New Ultrasound Protocol Cuts Newborn Brain Bleeds
A new ultrasound-guided protocol for managing circulation in extremely preterm infants is showing promise in reducing severe brain hemorrhages. The study in *Pediatric Research* found the protocol improved detection and management of intraventricular hemorrhage, a major complication for this population. The approach uses bedside ultrasound to guide fluid and blood pressure management, offering a new model for tech-enabled neonatal care.
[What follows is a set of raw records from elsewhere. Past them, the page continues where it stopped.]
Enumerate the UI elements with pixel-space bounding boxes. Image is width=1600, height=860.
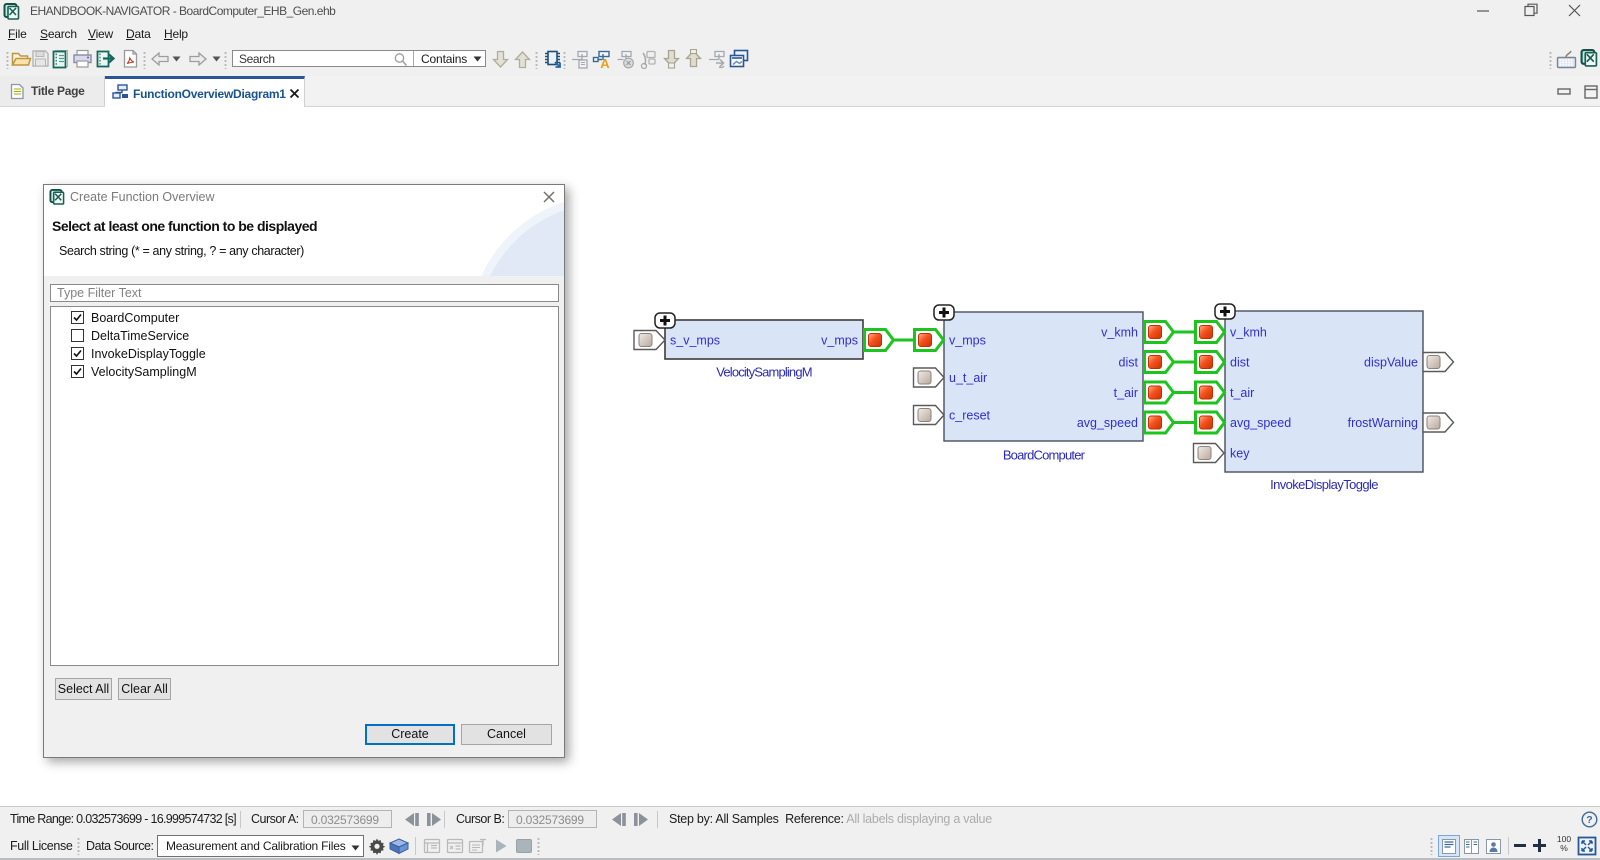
svg-text:v_mps: v_mps (949, 334, 986, 348)
svg-text:v_kmh: v_kmh (1101, 326, 1138, 340)
svg-text:frostWarning: frostWarning (1348, 416, 1418, 430)
svg-text:t_air: t_air (1114, 386, 1138, 400)
svg-text:dist: dist (1119, 356, 1139, 370)
svg-text:avg_speed: avg_speed (1077, 416, 1138, 430)
svg-text:s_v_mps: s_v_mps (670, 334, 720, 348)
svg-text:u_t_air: u_t_air (949, 371, 987, 385)
svg-text:avg_speed: avg_speed (1230, 416, 1291, 430)
svg-text:?: ? (1586, 814, 1592, 826)
svg-text:dist: dist (1230, 356, 1250, 370)
svg-text:v_mps: v_mps (821, 334, 858, 348)
svg-text:t_air: t_air (1230, 386, 1254, 400)
svg-text:c_reset: c_reset (949, 409, 991, 423)
svg-text:v_kmh: v_kmh (1230, 326, 1267, 340)
svg-text:BoardComputer: BoardComputer (1003, 448, 1086, 463)
svg-text:InvokeDisplayToggle: InvokeDisplayToggle (1270, 477, 1378, 492)
svg-text:key: key (1230, 447, 1250, 461)
svg-text:A: A (600, 56, 610, 69)
svg-text:VelocitySamplingM: VelocitySamplingM (716, 365, 811, 380)
svg-text:dispValue: dispValue (1364, 356, 1418, 370)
The pioneering work in neonatal hemodynamics was significantly advanced by the late Dr. Regan Giesinger, who was instrumental in establishing a world-leading program at the University of Iowa. Her research focused on using targeted neonatal echocardiography to provide physiological insights into the complex circulation of critically ill newborns. A landmark study co-led by Giesinger, published in the *American Journal of Respiratory and Critical Care Medicine*, demonstrated the impact of this approach. The research involved implementing a hemodynamic screening program for infants born before 27 weeks of gestation within the first 24 hours of life. The results were striking: the combined rate of death or severe intraventricular hemorrhage was reduced by 50% compared to a historical control group. This screening allowed for earlier, more precise interventions to stabilize blood flow and pressure in these fragile infants, preventing the fluctuations that often lead to brain bleeds. This type of ultrasound-guided management is part of a broader movement towards implementing "care bundles" to prevent IVH. These bundles combine multiple evidence-based practices, such as maintaining the head in a midline position, minimizing handling, and ensuring stable blood pressure, to protect the infant's vulnerable brain during the critical first 72 hours of life. Advanced practice nurses, particularly Neonatal Nurse Practitioners (NNPs), are central to the success of these new protocols. In some centers, NNPs are being trained to perform targeted neonatal echocardiography, increasing access to this vital diagnostic tool and allowing for more immediate, patient-centered care. For nurse-midwives in Virginia, the landscape of newborn care is rapidly evolving. A 2025 law, HB 1904, now permits Certified Nurse-Midwives (CNMs) to independently provide newborn care in hospitals, a significant expansion of their scope of practice that could improve access to care, especially in rural areas. Professional organizations like the Virginia Affiliate of the American College of Nurse-Midwives are actively advocating for these changes. Their work focuses on ensuring midwives can practice to the full extent of their training and achieve reimbursement parity, which will be crucial for integrating midwifery-led care more broadly and improving outcomes for mothers and babies across the Commonwealth.